Но второй удар бил больнее. Именно он и подкосил отца. Его брат принц Ринат. Ученый светоч, чей ум должен был стать самым острым клинком королевства. Он не просто бежал. Он надругался над своей кровью. Женился на Миле, княгине Юланколии. Той самой, что отравила собственного мужа. Теперь эта паучиха по праву брака обрела их титул. А Ринат стоял рядом с ней, принося присягу вражескому двору.
Сообщников брата схватили. Старый Артур, наставник, бывший Ринату вторым отцом, взошел на эшафот. Тимур до сих пор видел, как катилась седая голова. Остальных четвертовали – кровавая месса в назидание.
Память возвращала его на площадь. Не как зрителя, а как участника жуткого ритуала, где он играл роль идола, обязанного лицезреть кровавое подношение.
Солнце било в глаза, и от блеска доспехов стражи рябило в глазах. Толпа гудела приглушенно, как растревоженный улей. А в центре, на деревянном помосте, стоял он – старый Артур. Не сломленный годами мудрец, а выпрямленный последней гордостью старик. Ветер трепал его седые волосы, и он смотрел не на толпу, не на палача, а прямо на Тимура, стоявшего на балконе дворца.

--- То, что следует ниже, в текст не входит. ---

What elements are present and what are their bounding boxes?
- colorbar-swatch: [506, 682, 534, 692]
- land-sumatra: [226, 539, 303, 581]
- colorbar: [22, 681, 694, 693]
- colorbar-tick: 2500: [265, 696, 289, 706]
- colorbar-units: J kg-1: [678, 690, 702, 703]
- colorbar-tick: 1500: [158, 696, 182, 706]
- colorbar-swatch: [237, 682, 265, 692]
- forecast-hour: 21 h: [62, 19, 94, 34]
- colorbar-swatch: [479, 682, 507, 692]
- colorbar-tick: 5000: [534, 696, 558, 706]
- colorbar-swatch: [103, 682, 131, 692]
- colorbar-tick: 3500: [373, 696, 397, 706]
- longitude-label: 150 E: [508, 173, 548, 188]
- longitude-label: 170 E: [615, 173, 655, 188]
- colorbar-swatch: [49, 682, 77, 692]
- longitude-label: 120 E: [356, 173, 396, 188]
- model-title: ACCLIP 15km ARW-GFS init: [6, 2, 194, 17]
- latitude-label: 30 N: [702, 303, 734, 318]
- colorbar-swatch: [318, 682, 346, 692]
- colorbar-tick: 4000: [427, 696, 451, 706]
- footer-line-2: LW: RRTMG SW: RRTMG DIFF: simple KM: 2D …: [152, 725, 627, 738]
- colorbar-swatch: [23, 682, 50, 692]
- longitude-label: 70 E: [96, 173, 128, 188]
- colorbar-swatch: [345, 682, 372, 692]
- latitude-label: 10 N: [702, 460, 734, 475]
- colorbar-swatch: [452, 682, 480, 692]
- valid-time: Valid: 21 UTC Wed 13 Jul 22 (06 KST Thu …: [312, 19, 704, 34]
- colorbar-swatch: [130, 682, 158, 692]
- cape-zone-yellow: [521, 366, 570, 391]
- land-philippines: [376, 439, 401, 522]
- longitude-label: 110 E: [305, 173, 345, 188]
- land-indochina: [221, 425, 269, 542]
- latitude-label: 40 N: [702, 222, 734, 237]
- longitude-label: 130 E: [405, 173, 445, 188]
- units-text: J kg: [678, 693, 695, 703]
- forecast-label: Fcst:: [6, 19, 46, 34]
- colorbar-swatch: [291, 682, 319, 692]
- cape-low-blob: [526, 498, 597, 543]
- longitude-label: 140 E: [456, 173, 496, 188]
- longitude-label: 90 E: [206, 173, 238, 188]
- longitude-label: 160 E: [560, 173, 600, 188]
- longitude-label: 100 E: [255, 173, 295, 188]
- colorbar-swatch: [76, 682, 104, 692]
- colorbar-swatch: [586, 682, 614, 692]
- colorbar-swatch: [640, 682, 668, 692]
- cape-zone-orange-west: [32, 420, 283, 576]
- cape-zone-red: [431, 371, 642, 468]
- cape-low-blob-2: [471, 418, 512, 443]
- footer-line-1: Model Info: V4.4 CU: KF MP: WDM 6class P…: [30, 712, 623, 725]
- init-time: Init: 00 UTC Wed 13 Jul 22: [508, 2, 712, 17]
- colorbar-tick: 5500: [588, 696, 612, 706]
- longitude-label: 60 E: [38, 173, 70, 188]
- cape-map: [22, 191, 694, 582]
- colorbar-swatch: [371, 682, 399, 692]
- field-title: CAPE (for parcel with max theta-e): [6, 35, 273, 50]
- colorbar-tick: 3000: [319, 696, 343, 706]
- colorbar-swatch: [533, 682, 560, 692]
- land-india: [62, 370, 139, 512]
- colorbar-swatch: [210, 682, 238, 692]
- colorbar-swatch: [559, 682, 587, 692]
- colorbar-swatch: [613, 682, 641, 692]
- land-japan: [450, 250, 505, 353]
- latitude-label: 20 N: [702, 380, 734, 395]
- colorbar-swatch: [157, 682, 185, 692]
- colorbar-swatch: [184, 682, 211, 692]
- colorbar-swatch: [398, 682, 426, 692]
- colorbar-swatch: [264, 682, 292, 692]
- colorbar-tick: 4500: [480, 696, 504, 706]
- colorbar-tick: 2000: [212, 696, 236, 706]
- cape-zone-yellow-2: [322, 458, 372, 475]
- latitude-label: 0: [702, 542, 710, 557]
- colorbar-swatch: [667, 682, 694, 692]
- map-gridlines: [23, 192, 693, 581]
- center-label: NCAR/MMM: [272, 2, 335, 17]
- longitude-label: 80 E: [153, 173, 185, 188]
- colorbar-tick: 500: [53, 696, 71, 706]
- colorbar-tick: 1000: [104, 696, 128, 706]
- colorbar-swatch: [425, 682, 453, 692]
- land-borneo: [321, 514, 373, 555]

И тогда Артур заговорил. Голос его, обычно тихий и размеренный, окреп и прозвучал на всю площадь, заставляя смолкнуть даже ветер.
– Не о пощаде я кричу! – начал он. – О справедливости взываю! Да, я виновен! Виновен в том, что видел, как разум принца затмевается туманом страсти, и не сумел рассеять его! Виновен в том, что знал о его тайных выездах к юланколийской волчице и ограничился лишь увещеваниями! Я, его наставник, в чьи обязанности входило не только учить, но и защищать… я его не уберег. Я допустил, чтобы яд ее речей отравил его сердце. И за эту ошибку я плачу самой дорогой монетой.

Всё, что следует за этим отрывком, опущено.